This panel from Vivien Rolfe, David Kernohan, Lorna Campbell, Pat Lockley, Simon Thompson and Leo Havemann explored in different ways how OERs can be sustained.
The panel kicked off with a video from Pat Lockley @patlockley, in character as Alex from Clockwork Orange moving on to the decline of OER production, access and use as funding declined, and institutions.
The Plight of OER from Pgogy on Vimeo.
Vivien Rolfe @vivienrolfe spoke from a more personal perspective of OERs she had been involved with that were being sustained by the work of individuals rather than institutional buy-in. #oer16sustain
Questions surfaced issues of sustainability and how it might happen and be supported.
Simon Thompson discussed alternatives to official but ephemeral repositories.

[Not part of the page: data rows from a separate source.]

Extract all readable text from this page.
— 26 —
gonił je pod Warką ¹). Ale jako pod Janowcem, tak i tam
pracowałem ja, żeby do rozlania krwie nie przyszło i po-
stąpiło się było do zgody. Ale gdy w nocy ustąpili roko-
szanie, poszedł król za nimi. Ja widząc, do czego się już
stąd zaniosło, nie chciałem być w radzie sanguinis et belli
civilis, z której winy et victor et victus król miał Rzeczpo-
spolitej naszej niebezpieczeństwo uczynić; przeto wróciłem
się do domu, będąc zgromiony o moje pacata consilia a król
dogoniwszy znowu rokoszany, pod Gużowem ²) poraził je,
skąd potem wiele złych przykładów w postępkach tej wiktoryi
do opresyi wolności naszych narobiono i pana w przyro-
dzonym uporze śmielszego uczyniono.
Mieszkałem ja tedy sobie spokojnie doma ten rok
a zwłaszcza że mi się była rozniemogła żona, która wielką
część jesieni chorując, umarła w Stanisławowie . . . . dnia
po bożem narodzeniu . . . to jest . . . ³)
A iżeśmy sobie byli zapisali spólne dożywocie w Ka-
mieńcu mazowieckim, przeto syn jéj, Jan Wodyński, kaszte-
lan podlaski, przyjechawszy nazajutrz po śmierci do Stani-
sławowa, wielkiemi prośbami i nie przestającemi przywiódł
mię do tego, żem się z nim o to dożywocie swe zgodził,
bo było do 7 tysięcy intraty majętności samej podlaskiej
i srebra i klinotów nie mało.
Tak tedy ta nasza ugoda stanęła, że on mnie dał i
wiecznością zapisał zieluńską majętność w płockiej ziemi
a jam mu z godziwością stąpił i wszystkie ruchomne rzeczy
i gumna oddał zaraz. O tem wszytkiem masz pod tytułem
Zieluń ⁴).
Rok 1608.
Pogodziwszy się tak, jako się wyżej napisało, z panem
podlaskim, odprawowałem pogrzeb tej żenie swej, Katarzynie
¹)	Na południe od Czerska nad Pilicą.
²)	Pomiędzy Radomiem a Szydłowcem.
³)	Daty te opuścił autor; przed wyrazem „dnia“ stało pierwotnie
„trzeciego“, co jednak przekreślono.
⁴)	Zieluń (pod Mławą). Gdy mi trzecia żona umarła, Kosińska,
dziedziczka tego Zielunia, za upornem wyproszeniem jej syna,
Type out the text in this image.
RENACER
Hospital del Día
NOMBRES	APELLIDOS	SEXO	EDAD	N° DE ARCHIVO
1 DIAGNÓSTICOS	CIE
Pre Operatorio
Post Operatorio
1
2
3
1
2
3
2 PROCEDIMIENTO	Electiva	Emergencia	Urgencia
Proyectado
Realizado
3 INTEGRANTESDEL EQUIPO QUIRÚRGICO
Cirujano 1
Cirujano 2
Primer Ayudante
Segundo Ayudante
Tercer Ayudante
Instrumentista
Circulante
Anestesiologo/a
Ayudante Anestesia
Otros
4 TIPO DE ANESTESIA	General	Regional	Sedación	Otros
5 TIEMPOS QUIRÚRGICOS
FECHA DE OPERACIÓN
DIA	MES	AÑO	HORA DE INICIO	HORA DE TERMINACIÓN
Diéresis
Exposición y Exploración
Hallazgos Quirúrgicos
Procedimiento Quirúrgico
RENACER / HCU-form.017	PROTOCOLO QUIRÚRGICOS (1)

First he talked about Merlot.org that appears to be sustainable if not fully open and then suggested that Amazon Education could become an attractive alternative for under-funded institutions. This provoked lively discussion.
Leo Havemann shared research he did with Javiera Atenas comparing 80 different repositories across 10 quality indicators to see how repositories work? Results were disappointing in terms of scoring on indicators (9 indicators under 50%). Discussion ranged around why this might be, and surprise at low use of licensing.
Lorna Campbell explained how the spike in OER shown in Pat’s video related to England, from UKOER funding that wasn’t active in Scotland but that practices and (people) expertise did migrate between England and Scotland that can be seen as a form of sustainability. Lorna speculated that repository activity might increase as it declines across the rest of the UK.
Discussion ranged around funding models and their relationship to sustainability.